18 Apr 2018

EQC Minister: Houses not properly assessed could cost millions

10:24 am on 18 April 2018

The government could be on the hook for hundreds of millions of dollars over the Earthquake Commission's failure to assess earthquake damage in Christchurch, Minister Responsible for EQC Megan Woods says.

Megan Woods at the habour reopening in Kaikoura. 14 November 2017.

Photo: RNZ / Claire Eastham-Farrelly

The number of people who bought homes where damage was not properly assessed has now climbed to 664 and Megan Woods said this could be just the tip of the iceberg.

While EQC had paid out the first $100,000 worth of damage on these homes, private insurers were often refusing to pay the remainder of the repair bill which could run into hundreds of thousands of dollars.

Ms Woods wanted to fund a test case to establish whether liability sat with EQC or with the private insurer, Southern Response.

She said it could take as long as 18 months to resolve that matter and how much it might cost.

"It could be $100 million, it could be $200 million and we don't know. And that's why I've asked EQC to start doing some work that if the Crown were found to be liable, what the potential liability could be."

She said it was disappointing the previous government did nothing to tackle the issue, despite knowing about it since 2016.

Former Christchurch earthquake recovery minister Gerry Brownlee rejected Ms Woods assertion. He told Morning Report it was disrespectful to claimants to describe the rise as a 'blow-out' and said problems were dealt with as they arose.

"67,000 repairs were done by EQC. Every house is different, every issue is different. They were never overlooked or ignored."

Mr Brownlee said the only solution to the problem would have been to halt the sales of houses, which would have been impractical.

"We could not ban people from selling houses."

He refused to comment on what might be an acceptable timeframe for repairs to be completed and doubted the final cost of the repairs would be as high as Ms Woods predicted but said it would be unknown.

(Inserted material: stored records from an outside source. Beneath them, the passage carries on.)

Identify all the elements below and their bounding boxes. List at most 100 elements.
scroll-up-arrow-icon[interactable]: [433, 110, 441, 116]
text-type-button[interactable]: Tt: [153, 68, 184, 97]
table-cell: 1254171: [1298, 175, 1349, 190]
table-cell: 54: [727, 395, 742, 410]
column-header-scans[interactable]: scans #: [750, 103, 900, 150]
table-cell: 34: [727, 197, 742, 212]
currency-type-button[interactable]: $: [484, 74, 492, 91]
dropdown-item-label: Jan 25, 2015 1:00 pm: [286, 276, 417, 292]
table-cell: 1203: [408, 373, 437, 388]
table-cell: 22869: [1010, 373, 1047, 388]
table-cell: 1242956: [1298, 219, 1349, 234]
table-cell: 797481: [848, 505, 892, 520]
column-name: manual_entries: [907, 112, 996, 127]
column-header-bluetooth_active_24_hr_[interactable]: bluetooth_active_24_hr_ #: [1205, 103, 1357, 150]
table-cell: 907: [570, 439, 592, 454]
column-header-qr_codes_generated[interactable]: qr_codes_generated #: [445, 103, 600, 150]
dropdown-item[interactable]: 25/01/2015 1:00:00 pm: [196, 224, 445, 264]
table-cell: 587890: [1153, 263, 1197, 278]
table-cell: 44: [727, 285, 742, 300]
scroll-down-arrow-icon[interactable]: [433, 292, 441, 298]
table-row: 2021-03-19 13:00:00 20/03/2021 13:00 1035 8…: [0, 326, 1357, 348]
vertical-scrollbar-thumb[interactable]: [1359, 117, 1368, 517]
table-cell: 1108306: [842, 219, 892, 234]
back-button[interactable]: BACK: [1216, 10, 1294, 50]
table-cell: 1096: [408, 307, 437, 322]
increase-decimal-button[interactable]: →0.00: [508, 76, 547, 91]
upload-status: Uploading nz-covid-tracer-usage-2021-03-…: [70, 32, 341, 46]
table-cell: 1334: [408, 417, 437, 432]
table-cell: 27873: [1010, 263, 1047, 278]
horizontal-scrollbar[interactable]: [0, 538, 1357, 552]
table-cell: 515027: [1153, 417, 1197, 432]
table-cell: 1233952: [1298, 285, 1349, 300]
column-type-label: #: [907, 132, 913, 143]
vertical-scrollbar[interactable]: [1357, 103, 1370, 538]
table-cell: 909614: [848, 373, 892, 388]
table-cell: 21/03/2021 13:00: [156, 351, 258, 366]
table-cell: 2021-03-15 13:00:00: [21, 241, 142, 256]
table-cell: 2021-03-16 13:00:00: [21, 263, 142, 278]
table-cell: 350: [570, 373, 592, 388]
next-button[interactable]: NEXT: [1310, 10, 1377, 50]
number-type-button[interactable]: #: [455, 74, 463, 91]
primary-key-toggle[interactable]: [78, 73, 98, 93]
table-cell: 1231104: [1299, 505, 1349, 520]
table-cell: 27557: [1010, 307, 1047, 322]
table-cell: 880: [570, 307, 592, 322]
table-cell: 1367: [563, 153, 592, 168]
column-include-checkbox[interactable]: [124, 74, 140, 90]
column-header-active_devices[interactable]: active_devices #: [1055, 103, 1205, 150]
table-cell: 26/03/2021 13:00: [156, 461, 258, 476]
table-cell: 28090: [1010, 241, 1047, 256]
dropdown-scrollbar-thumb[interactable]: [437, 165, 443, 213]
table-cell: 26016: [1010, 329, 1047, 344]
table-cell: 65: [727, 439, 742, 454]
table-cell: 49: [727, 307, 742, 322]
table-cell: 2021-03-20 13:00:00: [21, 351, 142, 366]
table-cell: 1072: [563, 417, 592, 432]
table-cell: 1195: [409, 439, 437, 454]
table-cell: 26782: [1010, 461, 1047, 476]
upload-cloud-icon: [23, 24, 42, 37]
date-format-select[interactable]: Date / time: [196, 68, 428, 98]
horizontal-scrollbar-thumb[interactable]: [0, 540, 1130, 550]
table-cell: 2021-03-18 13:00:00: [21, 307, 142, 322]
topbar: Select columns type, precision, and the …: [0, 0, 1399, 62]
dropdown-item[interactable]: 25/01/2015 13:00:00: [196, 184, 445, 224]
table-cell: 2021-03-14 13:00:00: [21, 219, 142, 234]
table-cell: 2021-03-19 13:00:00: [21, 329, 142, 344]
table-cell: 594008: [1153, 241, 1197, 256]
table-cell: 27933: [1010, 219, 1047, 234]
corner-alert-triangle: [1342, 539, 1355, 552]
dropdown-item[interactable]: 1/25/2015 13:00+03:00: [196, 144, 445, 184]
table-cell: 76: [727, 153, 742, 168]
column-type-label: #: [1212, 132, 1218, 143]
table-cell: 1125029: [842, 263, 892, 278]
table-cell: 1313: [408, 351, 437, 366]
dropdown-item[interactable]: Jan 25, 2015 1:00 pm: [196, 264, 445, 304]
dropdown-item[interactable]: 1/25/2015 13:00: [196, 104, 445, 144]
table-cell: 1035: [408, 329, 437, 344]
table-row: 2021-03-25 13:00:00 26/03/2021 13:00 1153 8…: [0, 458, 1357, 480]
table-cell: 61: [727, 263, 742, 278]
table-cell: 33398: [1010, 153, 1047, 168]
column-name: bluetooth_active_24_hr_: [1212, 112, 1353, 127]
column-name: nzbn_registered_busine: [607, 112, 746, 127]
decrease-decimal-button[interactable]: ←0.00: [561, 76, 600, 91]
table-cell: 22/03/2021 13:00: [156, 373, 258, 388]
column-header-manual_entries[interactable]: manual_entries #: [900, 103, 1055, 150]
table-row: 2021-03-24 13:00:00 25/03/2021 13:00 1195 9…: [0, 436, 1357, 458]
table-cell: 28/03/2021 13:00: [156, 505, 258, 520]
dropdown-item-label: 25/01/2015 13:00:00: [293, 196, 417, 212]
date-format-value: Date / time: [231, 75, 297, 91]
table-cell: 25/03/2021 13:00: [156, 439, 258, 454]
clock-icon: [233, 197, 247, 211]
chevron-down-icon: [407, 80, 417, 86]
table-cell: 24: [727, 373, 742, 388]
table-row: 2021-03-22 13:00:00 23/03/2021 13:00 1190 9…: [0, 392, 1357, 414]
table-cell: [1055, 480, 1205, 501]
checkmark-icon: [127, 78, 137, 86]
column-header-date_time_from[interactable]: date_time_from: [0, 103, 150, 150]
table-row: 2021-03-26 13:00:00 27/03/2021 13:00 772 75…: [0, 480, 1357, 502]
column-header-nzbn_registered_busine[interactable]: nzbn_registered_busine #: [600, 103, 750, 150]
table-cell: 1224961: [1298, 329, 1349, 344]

"The important thing is that we get the work started," he said.

Earthquake Commission chief executive Sid Miller told Morning Report he had known of the problems with repairs for as long as he had been in charge of the commission. He said work on the question of liability had been going on for some months but it was still unclear where it lay.

"This is why we need the declaratory judgement."

Mr Miller was unable to say whether more problems could be found in homes that had not been properly assessed.

"Could there be more? Yes, there could be more."

Mr Miller apologised to claimants for the situation they found themselves in and said EQC "will continue to be there for these people to address their situation".